Officials from the Department of Defense announced on Thursday that they released five men, resettling three in Georgia and two in Slovakia. The number of prisoners at Guantanamo is now 143, a far cry from the post-9/11 heyday, when the naval base facility held upwards of 750 prisoners. Eighty-four additional prisoners have been “approved for transfer,” but face excruciatingly slow delays in getting released.
Republicans take unsurprising umbrage at the announcement, a move that they say “puts politics above national security,” according to House Armed Services Committee Chairman Buck McKeon (R- California). “Until we can assure the terrorists stay off the battlefield, they must stay behind bars.”

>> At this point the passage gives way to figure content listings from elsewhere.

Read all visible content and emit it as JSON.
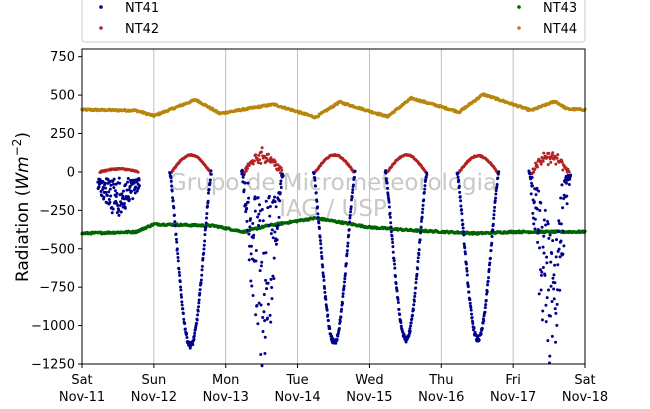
{
  "chart_data": {
    "type": "scatter",
    "ylabel": "Radiation (Wm^-2)",
    "ylabel_prefix": "Radiation (",
    "ylabel_w": "W",
    "ylabel_m": "m",
    "ylabel_exp": "−2",
    "ylabel_suffix": ")",
    "ylim": [
      -1250,
      800
    ],
    "yticks": [
      -1250,
      -1000,
      -750,
      -500,
      -250,
      0,
      250,
      500,
      750
    ],
    "ytick_labels": [
      "−1250",
      "−1000",
      "−750",
      "−500",
      "−250",
      "0",
      "250",
      "500",
      "750"
    ],
    "x_range": [
      "2017-11-11",
      "2017-11-18"
    ],
    "xtick_labels": [
      {
        "day": "Sat",
        "date": "Nov-11"
      },
      {
        "day": "Sun",
        "date": "Nov-12"
      },
      {
        "day": "Mon",
        "date": "Nov-13"
      },
      {
        "day": "Tue",
        "date": "Nov-14"
      },
      {
        "day": "Wed",
        "date": "Nov-15"
      },
      {
        "day": "Thu",
        "date": "Nov-16"
      },
      {
        "day": "Fri",
        "date": "Nov-17"
      },
      {
        "day": "Sat",
        "date": "Nov-18"
      }
    ],
    "grid": "vertical",
    "legend_placement": "top",
    "watermark": [
      "Grupo de Micrometeorologia",
      "IAG / USP"
    ],
    "series": [
      {
        "name": "NT41",
        "color": "#00008b",
        "baseline": 0,
        "day_minima": [
          -230,
          -1130,
          -1200,
          -1110,
          -1090,
          -1090,
          -1210
        ],
        "day_shape": [
          "cloudy",
          "clear",
          "cloudy",
          "clear",
          "clear",
          "clear",
          "cloudy"
        ]
      },
      {
        "name": "NT42",
        "color": "#b22222",
        "baseline": 0,
        "day_peaks": [
          20,
          110,
          125,
          110,
          110,
          105,
          110
        ]
      },
      {
        "name": "NT43",
        "color": "#006400",
        "key_values": [
          {
            "x": "2017-11-11 00:00",
            "y": -400
          },
          {
            "x": "2017-11-11 18:00",
            "y": -390
          },
          {
            "x": "2017-11-12 00:00",
            "y": -340
          },
          {
            "x": "2017-11-12 20:00",
            "y": -350
          },
          {
            "x": "2017-11-13 06:00",
            "y": -390
          },
          {
            "x": "2017-11-13 14:00",
            "y": -350
          },
          {
            "x": "2017-11-14 06:00",
            "y": -300
          },
          {
            "x": "2017-11-15 00:00",
            "y": -360
          },
          {
            "x": "2017-11-15 14:00",
            "y": -380
          },
          {
            "x": "2017-11-16 12:00",
            "y": -400
          },
          {
            "x": "2017-11-17 00:00",
            "y": -390
          },
          {
            "x": "2017-11-18 00:00",
            "y": -390
          }
        ]
      },
      {
        "name": "NT44",
        "color": "#b8860b",
        "key_values": [
          {
            "x": "2017-11-11 00:00",
            "y": 405
          },
          {
            "x": "2017-11-11 18:00",
            "y": 400
          },
          {
            "x": "2017-11-12 00:00",
            "y": 365
          },
          {
            "x": "2017-11-12 14:00",
            "y": 470
          },
          {
            "x": "2017-11-12 22:00",
            "y": 380
          },
          {
            "x": "2017-11-13 16:00",
            "y": 440
          },
          {
            "x": "2017-11-14 06:00",
            "y": 355
          },
          {
            "x": "2017-11-14 14:00",
            "y": 455
          },
          {
            "x": "2017-11-15 06:00",
            "y": 360
          },
          {
            "x": "2017-11-15 14:00",
            "y": 480
          },
          {
            "x": "2017-11-16 06:00",
            "y": 390
          },
          {
            "x": "2017-11-16 14:00",
            "y": 505
          },
          {
            "x": "2017-11-17 06:00",
            "y": 400
          },
          {
            "x": "2017-11-17 14:00",
            "y": 460
          },
          {
            "x": "2017-11-17 18:00",
            "y": 410
          },
          {
            "x": "2017-11-18 00:00",
            "y": 405
          }
        ]
      }
    ]
  }
}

The administration claims that it is exactly the pursuit of this assurance that is mostly to blame for the long delay in releasing prisoners. They maintain that each case has to be carefully reviewed so as to ensure that no released prisoner will return to terrorism. Human rights organizations, such as the Center for Constitutional Rights, which represented one of this week’s released prisoners, contend that Yemenis are particularly prone to exceedingly long delays in release, based on their citizenship. “Such arbitrary detention violates U.S. and international law, including the Geneva Conventions, which the U.S. is obligated to uphold,” the center wrote in a press release.
Of the 143 detainees remaining, 84 are from Yemen, 54 of whom have been approved for transfer, according to CNN.
Even when a return to terrorism is deemed unlikely, the administration cites tremendous difficulties finding countries willing to accept prisoners and resettle them. Congress has forbidden detainees from being resettled on U.S. soil. Oftentimes the prisoners’ home country will not accept them, or the United States fears they will be tortured or abused if repatriated to their native soil. The task has apparently proven so formidable that the State Department has closed the office responsible for repatriating or resettling Gitmo alumni.
With such daunting challenges remaining, it remains unclear whether Obama will be able to fulfill his promise to close the naval facility, which some argue has become— not unlike Iraq’s Abu Ghraib prison—a global symbol of aggressive interrogation techniques and dubious compliance with international law.
Ian Moss, a State Department official, told the New York Times that he doesn’t have “a timeline” on when releases will actually occur, but “the administration is committed to reducing the detainee population and to closing the detention facility responsibly.”